Jean-Jacques Panunzi jugé pour favoritisme

Par Patrick Rossi et Alexandre Sanguinetti, France Bleu RCFM mardi 18 octobre 2016 à 13:06

Palais de justice Bastia
Palais de justice Bastia © Radio France - Patrick Rossi

Début du procès, ce mardi 18 octobre, devant le tribunal correctionnel de Bastia, de Jean-Jacques Panunzi, François Colonna et quatre autres prévenus pour une affaire d'attribution de marchés publics.
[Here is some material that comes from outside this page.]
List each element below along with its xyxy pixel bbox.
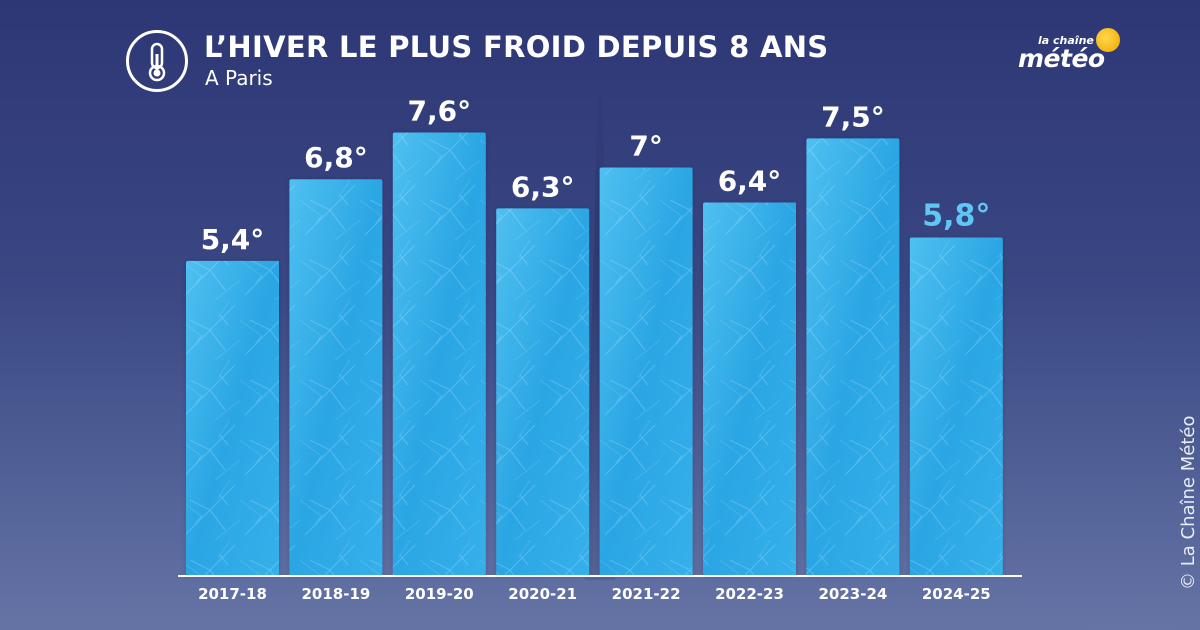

L'ancien président du conseil départemental de corse du sud, son ancien vice-président, le directeur général des services et des chefs d'entreprises comparaissent pour une affaire d'attribution de marchés publics, tous dans la région de Vico.

L'audience de la matinée s’est résumée à une bataille de procédures. Les neuf avocats présents pour les six prévenus ont tous demandé au tribunal de constater la nullité de la procédure et notamment de l'enquête préliminaire qui renvoie les six prévenus devant la juridiction. Les raisons invoquées : une rupture du concept du contradictoire pendant l'instruction et pendant les débats.

Finalement, la présidente du tribunal a décidé de joindre l'incident au fond. C'est-à-dire que les avocats plaideront le fond comme la nullité en même temps. Mais on ne sait pas encore quand. L'audience est suspendue. Le tribunal délibère sur d'autres requêtes des avocats, à savoir des demandes d'informations complémentaires, des témoignages, des auditions, des saisies de documents ou de fichiers qu'ils estiment nécessaires aux débats.

"On nous renvoie parce que l'on soupçonne des irrégularités dans la passation de marchés publics, et les documents ne sont ni saisis, ni versés au dossier", s'étonne un défenseur. "Mon client est accusé de faux et usage de faux", précise Laura Maria Poli, avocate d'un des gérants de l'entreprise U Querciu, "mais le ministère public ne fournit pas le document, comment voulez-vous dans ces conditions que l'on se défende, on ne sait même pas de quoi on parle", s'insurge-t-elle.

"C'est un dossier d'ambiance" assène un autre défenseur, "où l'on subodore des irrégularités, mais sans élément", conclut-il.

Pour le ministère public, ces requêtes ne sont que des manœuvres dilatoires.

Le tribunal dira donc dans l'après-midi s'il fait droit ou pas aux demandes de la défense.